Comment author: Peterdjones 10 December 2012 05:05:23PM 0 points [-]

Argument for the importance of the HP: it is about the only thing that would motivate an educated 21st century person into doubting physcalism.

Comment author: RichardKennaway 10 December 2012 03:56:05PM 4 points [-]

The rest mostly go, "this could only be explained by a mysterious substance, there are no mysterious substances, therefore this does not exist."

Comment author: Peterdjones 10 December 2012 04:06:44PM *  0 points [-]

I don't know why you guys keep harping about substances.
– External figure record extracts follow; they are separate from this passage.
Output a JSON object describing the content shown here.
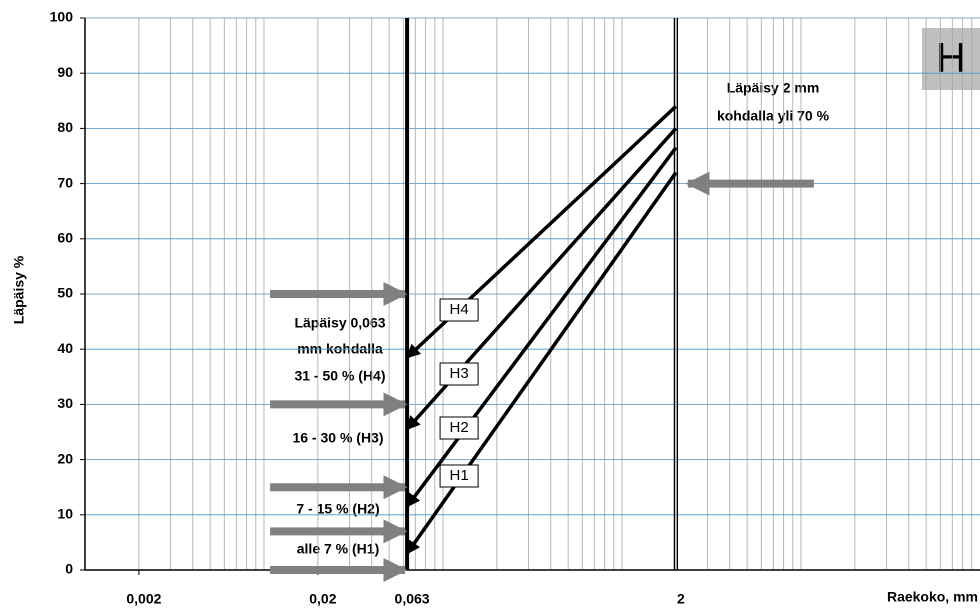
{
  "chart_data": {
    "type": "line",
    "y_label": "Läpäisy %",
    "x_label": "Raekoko, mm",
    "panel_label": "H",
    "xlim": [
      0.001,
      100
    ],
    "log_x": true,
    "ylim": [
      0,
      100
    ],
    "yticks": [
      0,
      10,
      20,
      30,
      40,
      50,
      60,
      70,
      80,
      90,
      100
    ],
    "xticks": [
      {
        "value": 0.002,
        "label": "0,002"
      },
      {
        "value": 0.02,
        "label": "0,02"
      },
      {
        "value": 0.063,
        "label": "0,063"
      },
      2
    ],
    "xtick_style": [
      "none",
      "none",
      "thick",
      "double"
    ],
    "grid": true,
    "series": [
      {
        "name": "H1",
        "color": "#000000",
        "x": [
          0.063,
          2
        ],
        "values": [
          3,
          72
        ]
      },
      {
        "name": "H2",
        "color": "#000000",
        "x": [
          0.063,
          2
        ],
        "values": [
          11.5,
          76.5
        ]
      },
      {
        "name": "H3",
        "color": "#000000",
        "x": [
          0.063,
          2
        ],
        "values": [
          25.5,
          80
        ]
      },
      {
        "name": "H4",
        "color": "#000000",
        "x": [
          0.063,
          2
        ],
        "values": [
          38.5,
          84
        ]
      }
    ],
    "arrows_at_0063": [
      50,
      30,
      15,
      7,
      0
    ],
    "arrow_at_2": 70,
    "arrow_color": "#808080",
    "annotations_0063": [
      "Läpäisy 0,063",
      "mm kohdalla",
      "31 - 50 % (H4)",
      "16 - 30 % (H3)",
      "7 - 15 % (H2)",
      "alle 7 % (H1)"
    ],
    "annotations_2": [
      "Läpäisy 2 mm",
      "kohdalla yli 70 %"
    ]
  }
}
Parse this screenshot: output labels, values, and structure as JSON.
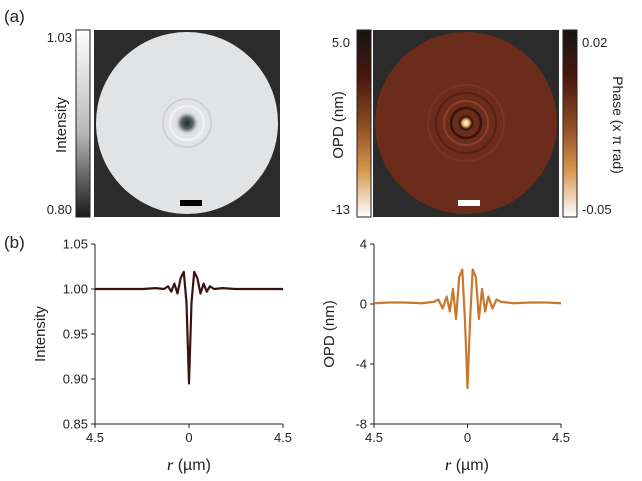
{
  "panel_labels": {
    "a": "(a)",
    "b": "(b)"
  },
  "colors": {
    "intensity_line": "#3a1210",
    "opd_line": "#c8782e",
    "frame_background": "#2b2b2b",
    "intensity_disk": "#e2e3e5",
    "opd_disk": "#6b2c1c",
    "scale_bar_dark": "#000000",
    "scale_bar_light": "#ffffff"
  },
  "images": [
    {
      "type": "heatmap",
      "content": "circular intensity map with dark central spot",
      "colorbar_label": "Intensity",
      "colorbar_max": "1.03",
      "colorbar_min": "0.80",
      "colormap": "gray"
    },
    {
      "type": "heatmap",
      "content": "circular OPD / phase map with bright central spot and rings",
      "colorbar_label": "OPD (nm)",
      "colorbar_max": "5.0",
      "colorbar_min": "-13",
      "colorbar2_label": "Phase (x π rad)",
      "colorbar2_max": "0.02",
      "colorbar2_min": "-0.05",
      "colormap": "brown-orange"
    }
  ],
  "chart_data": [
    {
      "type": "line",
      "ylabel": "Intensity",
      "xlabel_var": "r",
      "xlabel_unit": " (µm)",
      "xticks": [
        "4.5",
        "0",
        "4.5"
      ],
      "xlim": [
        -4.5,
        4.5
      ],
      "ylim": [
        0.85,
        1.05
      ],
      "yticks": [
        "1.05",
        "1.00",
        "0.95",
        "0.90",
        "0.85"
      ],
      "ytick_values": [
        1.05,
        1.0,
        0.95,
        0.9,
        0.85
      ],
      "x": [
        -4.5,
        -3.8,
        -3.0,
        -2.2,
        -1.6,
        -1.2,
        -1.0,
        -0.85,
        -0.7,
        -0.55,
        -0.4,
        -0.25,
        -0.12,
        0,
        0.12,
        0.25,
        0.4,
        0.55,
        0.7,
        0.85,
        1.0,
        1.2,
        1.6,
        2.2,
        3.0,
        3.8,
        4.5
      ],
      "values": [
        1.0,
        1.0,
        1.0,
        1.0,
        1.001,
        1.0,
        1.003,
        0.997,
        1.006,
        0.995,
        1.012,
        1.019,
        0.985,
        0.895,
        0.985,
        1.019,
        1.012,
        0.995,
        1.006,
        0.997,
        1.003,
        1.0,
        1.001,
        1.0,
        1.0,
        1.0,
        1.0
      ]
    },
    {
      "type": "line",
      "ylabel": "OPD (nm)",
      "xlabel_var": "r",
      "xlabel_unit": " (µm)",
      "xticks": [
        "4.5",
        "0",
        "4.5"
      ],
      "xlim": [
        -4.5,
        4.5
      ],
      "ylim": [
        -8,
        4
      ],
      "yticks": [
        "4",
        "0",
        "-4",
        "-8"
      ],
      "ytick_values": [
        4,
        0,
        -4,
        -8
      ],
      "x": [
        -4.5,
        -3.8,
        -3.0,
        -2.2,
        -1.6,
        -1.4,
        -1.2,
        -1.0,
        -0.85,
        -0.7,
        -0.55,
        -0.4,
        -0.25,
        -0.12,
        0,
        0.12,
        0.25,
        0.4,
        0.55,
        0.7,
        0.85,
        1.0,
        1.2,
        1.4,
        1.6,
        2.2,
        3.0,
        3.8,
        4.5
      ],
      "values": [
        0.05,
        0.1,
        0.1,
        0.05,
        0.15,
        0.3,
        -0.3,
        0.5,
        -0.5,
        1.0,
        -1.0,
        1.8,
        2.3,
        -1.2,
        -5.6,
        -1.2,
        2.3,
        1.8,
        -1.0,
        1.0,
        -0.5,
        0.5,
        -0.3,
        0.3,
        0.15,
        0.05,
        0.1,
        0.1,
        0.05
      ]
    }
  ]
}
Substance dualism has been out of favour for a good century.

Comment author: Manfred 10 December 2012 04:54:32PM *  2 points [-]

Sorry, I was misusing terminology. Any ignorance-generating / ignorance-embodying explanation (e.g.s quantum mysticism / elan vital) uses what I'm calling "mysterious substance."

Basically I'm calling "quantum" a mysterious substance (for the quantum mystics), even though it's not like you can bottle it.

Maybe I should have said "mysterious form?" :D

Comment author: Peterdjones 10 December 2012 03:51:45PM 4 points [-]

There is a Hard Prolem, becuase there is basically no (non eliminative) science or technology of qualia at all. We cna get a start on the problem of building cognition, memory and perception into an AI, but we can;t get a start on writing code for Red or Pain or Salty. You can thell there is basically no non-eliminative science or technology of qualia because the best LWers' can quote is Dennett's eliminative theory.